Habertürk
    Takipde Kalın!
      Günlük gelişmeleri takip edebilmek için habertürk uygulamasını indirin

        Feminist bir bilinçle kaleme aldığı öyküleri 1981 yılından itibaren saygın edebiyat dergilerinde yayımlanan Erendiz Atasü, yeni romanı “Dün ve Ferda”da eczacılık mezunu olan ve sosyalist kimliği nedeniyle hapis yatan Ferda Başarır’ın Almanya’daki zorunlu sürgünlük hikâyesi üzerinden Türkiye’nin darbe tarihini anlatıyor. Ankara Üniversitesi Eczacılık Fakültesi mezunu olan ve 1997’de farmakognozi profesörlüğünden emekli olan Atasü, romanda Türkiye’deki sağlık sistemini de masaya yatırıyor. “Yazar yarattığı karakterlerin yerine kendini koyamazsa, yaşayan kişiler yaratamaz” diyen Atasü ile edebiyatı ve hayatı konuştuk.

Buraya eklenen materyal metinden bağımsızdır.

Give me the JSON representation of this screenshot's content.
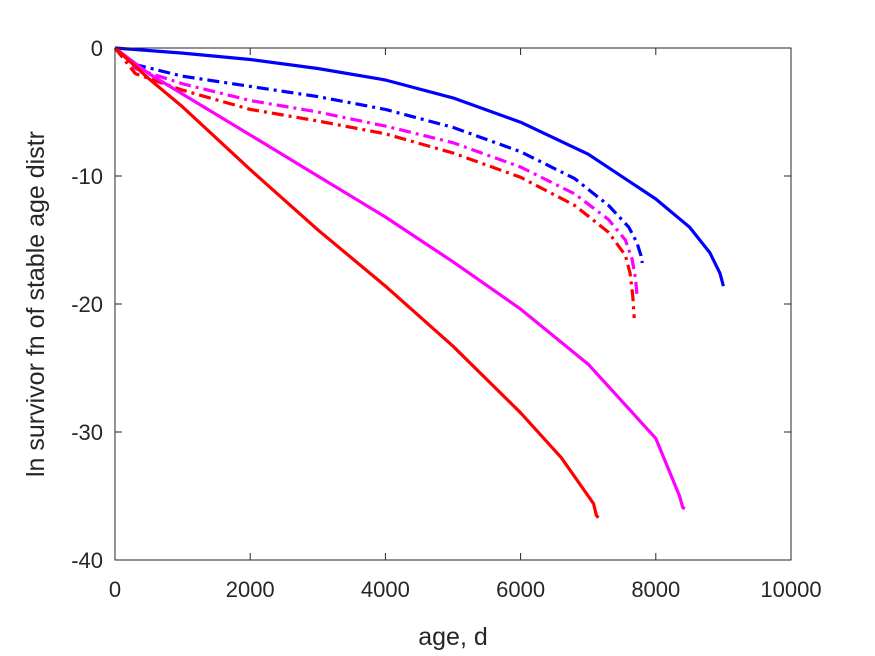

        Bu romanda okuru kendi mesleğinize, eczacıların dünyasına götürüyorsunuz. İkisinin birbiriyle uyumlu tarafı var sanki.

        Özellikle eczacılıkla kesişen var mı bilmiyorum ama yazının fen bilimlerine yorduğunuz kafa mesaisiyle kesişen tarafları var. İnsana nesnel bakmayı öğretiyor fen bilimleri. Laboratuvarda peşin hükümle hiçbir şey yapamazsınız. Laboratuvarda deney yaparken de insanın kafasında bir kurgu vardır. Ama pratik şartlar pek azında sizin kafanızdakine uyar. Kafanızdakileri pratik şartlara göre yeniden yeniden ayarlamak durumunda kalırsınız. Yani bu hayata bakış da çok şey öğretiyor insana.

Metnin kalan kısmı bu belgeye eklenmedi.